Getting the kid to focus on me and calm down was a challenge in itself. My shirt, being ten times too large for him, became a point of contention for my inconsolable little one. But as we got through that phase faster than normal, I threw him up onto my shoulders, grabbed his wet clothes in one hand and his bike in my other hand and started our quick paced mile journey home.

Now, the kid is freezing. Wet. Upset. I realize the risk of hypothermia is low, but no sense risking it, he is only three and a half, after all. I keep him calm and alert, I’m focused on symptoms. We are hustling a bit but I get him to sing his ABCs over and over. He is still shivering reasonably, which is generally a good sign at this point. My plan is to get home quickly, get him warmed up in the bath, fresh clothes, sit by the fireplace. And then call my wife. She should be home by that point anyways.

I should have stuck to that order of operations. Once I got him in the bath (and after a quick shower to warm up myself and get the pond smell off!), I call my wife. Everything is well under control at this point. His temperature is fine, his bath toys are splashing around like normal. No problem, so a call should be well received, everything is handled and nothing more to worry about. Right? Well, my wife rushes home as fast as she can run with a seven year old anyways and discovers…everything is fine. Fortunately, the only lecture I got was “you need to get him back on the bike immediately so he isn’t afraid” and that was that.

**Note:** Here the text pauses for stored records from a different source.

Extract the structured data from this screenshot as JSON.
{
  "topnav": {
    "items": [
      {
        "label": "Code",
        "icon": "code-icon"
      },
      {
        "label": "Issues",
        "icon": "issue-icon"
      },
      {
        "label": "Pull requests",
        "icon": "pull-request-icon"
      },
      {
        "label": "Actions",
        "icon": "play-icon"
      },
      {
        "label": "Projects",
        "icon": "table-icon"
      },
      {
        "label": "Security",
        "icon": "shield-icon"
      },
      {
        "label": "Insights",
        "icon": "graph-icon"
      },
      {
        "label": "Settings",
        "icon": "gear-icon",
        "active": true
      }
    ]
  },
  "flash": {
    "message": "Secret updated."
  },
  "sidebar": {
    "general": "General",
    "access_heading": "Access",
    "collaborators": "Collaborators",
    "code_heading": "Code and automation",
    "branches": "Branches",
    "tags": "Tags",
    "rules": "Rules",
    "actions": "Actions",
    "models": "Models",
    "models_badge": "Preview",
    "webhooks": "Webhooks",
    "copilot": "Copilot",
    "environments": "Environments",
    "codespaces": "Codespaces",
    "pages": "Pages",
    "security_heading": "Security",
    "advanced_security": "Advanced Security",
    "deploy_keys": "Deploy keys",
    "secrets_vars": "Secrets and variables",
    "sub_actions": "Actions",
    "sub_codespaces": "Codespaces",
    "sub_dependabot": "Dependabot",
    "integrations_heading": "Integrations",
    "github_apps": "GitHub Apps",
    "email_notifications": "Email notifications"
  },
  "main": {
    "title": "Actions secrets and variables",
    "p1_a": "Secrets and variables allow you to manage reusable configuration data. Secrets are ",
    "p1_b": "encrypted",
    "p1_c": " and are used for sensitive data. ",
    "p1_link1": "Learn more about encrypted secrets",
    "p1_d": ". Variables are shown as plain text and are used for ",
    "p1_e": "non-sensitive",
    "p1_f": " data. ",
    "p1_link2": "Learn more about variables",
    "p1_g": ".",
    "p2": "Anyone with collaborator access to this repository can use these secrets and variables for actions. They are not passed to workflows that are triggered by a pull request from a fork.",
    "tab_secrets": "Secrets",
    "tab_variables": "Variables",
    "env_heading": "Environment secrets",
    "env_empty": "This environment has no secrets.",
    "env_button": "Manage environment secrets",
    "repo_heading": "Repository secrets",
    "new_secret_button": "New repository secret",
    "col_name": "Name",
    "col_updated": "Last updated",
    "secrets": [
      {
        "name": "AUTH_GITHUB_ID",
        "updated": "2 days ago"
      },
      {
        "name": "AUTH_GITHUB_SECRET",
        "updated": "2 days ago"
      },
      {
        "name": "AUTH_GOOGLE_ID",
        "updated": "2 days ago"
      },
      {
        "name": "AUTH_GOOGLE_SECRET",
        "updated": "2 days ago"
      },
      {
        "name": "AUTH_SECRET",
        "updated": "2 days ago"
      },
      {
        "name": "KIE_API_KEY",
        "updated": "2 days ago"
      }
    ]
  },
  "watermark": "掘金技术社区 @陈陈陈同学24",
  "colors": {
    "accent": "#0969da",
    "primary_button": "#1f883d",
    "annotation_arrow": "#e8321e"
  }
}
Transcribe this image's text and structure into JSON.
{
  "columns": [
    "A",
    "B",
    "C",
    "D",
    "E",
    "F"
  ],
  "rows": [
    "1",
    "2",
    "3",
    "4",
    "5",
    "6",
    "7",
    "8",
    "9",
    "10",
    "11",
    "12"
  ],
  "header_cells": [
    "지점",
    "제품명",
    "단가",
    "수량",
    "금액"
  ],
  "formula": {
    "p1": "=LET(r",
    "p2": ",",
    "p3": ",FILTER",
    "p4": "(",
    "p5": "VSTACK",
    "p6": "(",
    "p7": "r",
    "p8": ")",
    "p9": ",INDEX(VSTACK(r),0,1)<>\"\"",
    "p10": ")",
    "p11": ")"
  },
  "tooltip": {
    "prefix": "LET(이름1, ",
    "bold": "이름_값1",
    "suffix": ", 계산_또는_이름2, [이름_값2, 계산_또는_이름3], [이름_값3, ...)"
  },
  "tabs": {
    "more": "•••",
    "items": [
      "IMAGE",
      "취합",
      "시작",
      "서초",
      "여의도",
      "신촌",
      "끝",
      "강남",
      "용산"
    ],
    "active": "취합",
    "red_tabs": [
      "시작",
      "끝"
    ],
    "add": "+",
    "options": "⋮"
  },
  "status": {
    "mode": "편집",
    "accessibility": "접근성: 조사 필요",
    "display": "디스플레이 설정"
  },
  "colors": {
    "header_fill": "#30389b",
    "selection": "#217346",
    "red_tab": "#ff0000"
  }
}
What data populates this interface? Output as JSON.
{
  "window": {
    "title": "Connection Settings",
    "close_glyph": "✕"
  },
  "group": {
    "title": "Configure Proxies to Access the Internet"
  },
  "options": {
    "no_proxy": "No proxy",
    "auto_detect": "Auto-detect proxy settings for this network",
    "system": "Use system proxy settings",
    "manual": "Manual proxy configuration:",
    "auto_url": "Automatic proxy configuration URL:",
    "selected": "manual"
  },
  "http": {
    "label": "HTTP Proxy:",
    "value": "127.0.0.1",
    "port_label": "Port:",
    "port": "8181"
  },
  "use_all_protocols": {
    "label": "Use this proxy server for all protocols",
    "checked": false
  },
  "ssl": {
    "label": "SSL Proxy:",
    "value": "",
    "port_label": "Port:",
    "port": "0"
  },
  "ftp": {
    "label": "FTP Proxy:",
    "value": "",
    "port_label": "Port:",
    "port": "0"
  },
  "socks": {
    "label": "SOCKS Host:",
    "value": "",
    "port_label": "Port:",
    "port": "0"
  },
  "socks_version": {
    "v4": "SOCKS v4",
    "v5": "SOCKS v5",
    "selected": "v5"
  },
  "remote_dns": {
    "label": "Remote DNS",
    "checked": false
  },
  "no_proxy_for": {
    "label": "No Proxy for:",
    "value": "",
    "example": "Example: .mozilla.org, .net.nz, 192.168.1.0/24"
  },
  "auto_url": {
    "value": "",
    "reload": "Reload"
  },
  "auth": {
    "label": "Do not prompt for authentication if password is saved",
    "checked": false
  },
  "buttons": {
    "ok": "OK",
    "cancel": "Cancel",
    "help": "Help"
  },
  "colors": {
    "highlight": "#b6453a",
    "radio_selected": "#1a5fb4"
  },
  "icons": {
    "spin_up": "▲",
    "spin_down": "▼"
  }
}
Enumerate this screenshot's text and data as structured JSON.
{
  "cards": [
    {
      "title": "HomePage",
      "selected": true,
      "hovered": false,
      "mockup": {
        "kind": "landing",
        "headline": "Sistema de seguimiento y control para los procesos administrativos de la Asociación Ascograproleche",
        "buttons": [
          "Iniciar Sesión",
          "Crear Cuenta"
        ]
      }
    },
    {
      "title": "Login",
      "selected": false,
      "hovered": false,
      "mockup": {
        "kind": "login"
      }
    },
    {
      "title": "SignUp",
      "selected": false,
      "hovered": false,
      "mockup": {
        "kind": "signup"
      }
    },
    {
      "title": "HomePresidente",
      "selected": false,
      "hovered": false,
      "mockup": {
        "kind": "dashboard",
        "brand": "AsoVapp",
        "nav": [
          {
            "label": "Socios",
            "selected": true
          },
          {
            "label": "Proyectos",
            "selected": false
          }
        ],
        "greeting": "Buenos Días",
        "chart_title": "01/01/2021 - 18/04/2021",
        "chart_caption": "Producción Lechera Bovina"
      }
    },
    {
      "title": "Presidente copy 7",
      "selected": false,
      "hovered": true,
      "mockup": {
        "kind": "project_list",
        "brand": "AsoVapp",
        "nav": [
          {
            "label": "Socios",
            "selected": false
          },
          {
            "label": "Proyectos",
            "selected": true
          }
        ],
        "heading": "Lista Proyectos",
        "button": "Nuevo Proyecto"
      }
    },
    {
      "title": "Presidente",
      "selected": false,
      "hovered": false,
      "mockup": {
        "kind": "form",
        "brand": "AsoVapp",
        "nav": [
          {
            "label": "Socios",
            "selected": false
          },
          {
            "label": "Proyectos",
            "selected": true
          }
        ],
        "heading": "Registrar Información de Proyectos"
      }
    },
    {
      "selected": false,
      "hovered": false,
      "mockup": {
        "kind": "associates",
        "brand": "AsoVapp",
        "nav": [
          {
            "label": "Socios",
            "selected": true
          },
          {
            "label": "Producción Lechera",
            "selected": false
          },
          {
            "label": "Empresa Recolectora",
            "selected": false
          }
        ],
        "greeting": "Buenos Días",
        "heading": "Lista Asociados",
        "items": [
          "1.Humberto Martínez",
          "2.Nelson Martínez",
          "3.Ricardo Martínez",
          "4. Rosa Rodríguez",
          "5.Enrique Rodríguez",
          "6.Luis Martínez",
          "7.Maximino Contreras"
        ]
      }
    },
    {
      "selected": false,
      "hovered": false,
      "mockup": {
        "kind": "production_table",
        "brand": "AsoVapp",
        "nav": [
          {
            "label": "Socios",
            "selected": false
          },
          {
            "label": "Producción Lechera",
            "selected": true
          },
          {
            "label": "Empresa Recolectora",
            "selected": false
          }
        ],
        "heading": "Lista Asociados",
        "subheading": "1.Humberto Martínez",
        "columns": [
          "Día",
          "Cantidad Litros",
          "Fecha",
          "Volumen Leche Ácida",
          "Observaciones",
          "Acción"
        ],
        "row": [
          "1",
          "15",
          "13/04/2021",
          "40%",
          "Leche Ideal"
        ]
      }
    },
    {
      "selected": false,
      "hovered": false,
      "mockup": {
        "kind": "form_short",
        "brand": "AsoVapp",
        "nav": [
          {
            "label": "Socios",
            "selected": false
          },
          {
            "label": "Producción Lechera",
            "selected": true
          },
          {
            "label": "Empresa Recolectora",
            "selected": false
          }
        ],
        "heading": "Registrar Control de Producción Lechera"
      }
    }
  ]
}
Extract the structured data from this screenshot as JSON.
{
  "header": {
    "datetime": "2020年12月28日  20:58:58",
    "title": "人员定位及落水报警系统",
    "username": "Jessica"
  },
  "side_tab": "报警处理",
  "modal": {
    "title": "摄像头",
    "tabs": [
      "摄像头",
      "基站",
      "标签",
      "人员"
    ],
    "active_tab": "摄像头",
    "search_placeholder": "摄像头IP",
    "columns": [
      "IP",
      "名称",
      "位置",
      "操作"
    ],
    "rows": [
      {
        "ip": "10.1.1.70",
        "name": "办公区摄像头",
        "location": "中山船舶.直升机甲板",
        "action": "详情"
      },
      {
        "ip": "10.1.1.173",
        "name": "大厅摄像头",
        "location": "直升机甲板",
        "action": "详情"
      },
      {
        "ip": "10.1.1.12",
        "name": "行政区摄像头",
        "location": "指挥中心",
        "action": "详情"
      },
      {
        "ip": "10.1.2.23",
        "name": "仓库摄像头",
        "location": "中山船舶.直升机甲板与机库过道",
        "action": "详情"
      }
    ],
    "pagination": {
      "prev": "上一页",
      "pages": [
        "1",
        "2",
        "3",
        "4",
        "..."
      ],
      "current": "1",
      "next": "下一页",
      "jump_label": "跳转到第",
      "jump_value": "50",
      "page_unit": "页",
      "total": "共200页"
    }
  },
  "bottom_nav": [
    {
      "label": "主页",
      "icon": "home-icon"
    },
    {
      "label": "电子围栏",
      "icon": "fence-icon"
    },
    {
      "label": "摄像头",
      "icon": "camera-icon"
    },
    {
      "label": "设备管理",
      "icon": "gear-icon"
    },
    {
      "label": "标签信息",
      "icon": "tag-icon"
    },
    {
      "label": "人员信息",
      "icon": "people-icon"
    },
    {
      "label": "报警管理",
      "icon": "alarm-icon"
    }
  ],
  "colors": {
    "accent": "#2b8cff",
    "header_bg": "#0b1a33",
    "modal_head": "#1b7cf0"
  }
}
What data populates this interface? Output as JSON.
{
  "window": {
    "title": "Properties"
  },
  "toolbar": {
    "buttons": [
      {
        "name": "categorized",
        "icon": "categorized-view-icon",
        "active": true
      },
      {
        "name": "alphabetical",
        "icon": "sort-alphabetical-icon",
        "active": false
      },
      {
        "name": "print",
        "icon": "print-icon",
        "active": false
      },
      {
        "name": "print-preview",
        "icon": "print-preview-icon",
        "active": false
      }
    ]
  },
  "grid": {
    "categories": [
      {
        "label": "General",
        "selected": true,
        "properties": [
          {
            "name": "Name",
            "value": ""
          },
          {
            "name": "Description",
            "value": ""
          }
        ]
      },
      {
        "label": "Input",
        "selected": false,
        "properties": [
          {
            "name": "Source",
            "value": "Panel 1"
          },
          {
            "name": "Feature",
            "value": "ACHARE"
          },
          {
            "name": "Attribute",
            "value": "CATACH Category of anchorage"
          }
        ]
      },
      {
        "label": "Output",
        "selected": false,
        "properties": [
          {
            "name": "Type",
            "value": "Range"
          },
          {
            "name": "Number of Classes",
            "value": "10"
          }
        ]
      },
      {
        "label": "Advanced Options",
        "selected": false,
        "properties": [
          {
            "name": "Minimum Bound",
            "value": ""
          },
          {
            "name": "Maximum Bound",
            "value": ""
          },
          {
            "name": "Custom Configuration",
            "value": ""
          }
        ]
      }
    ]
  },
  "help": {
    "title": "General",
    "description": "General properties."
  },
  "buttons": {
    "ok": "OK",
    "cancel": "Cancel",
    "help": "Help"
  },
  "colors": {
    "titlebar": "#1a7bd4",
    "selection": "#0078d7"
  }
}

Ok, not so smooth on the whole kid riding into the pond thing while under dad’s control, but the little one was back on his bike within an hour or two and went on a ride to the park the next day. So, no permanent scars. I was sort of hoping for a little hesitation, maybe even some concern of a repeat, but not him. We are back out there, ponds yesterday and who knows what trouble lies ahead tomorrow! Fatherhood is indeed great.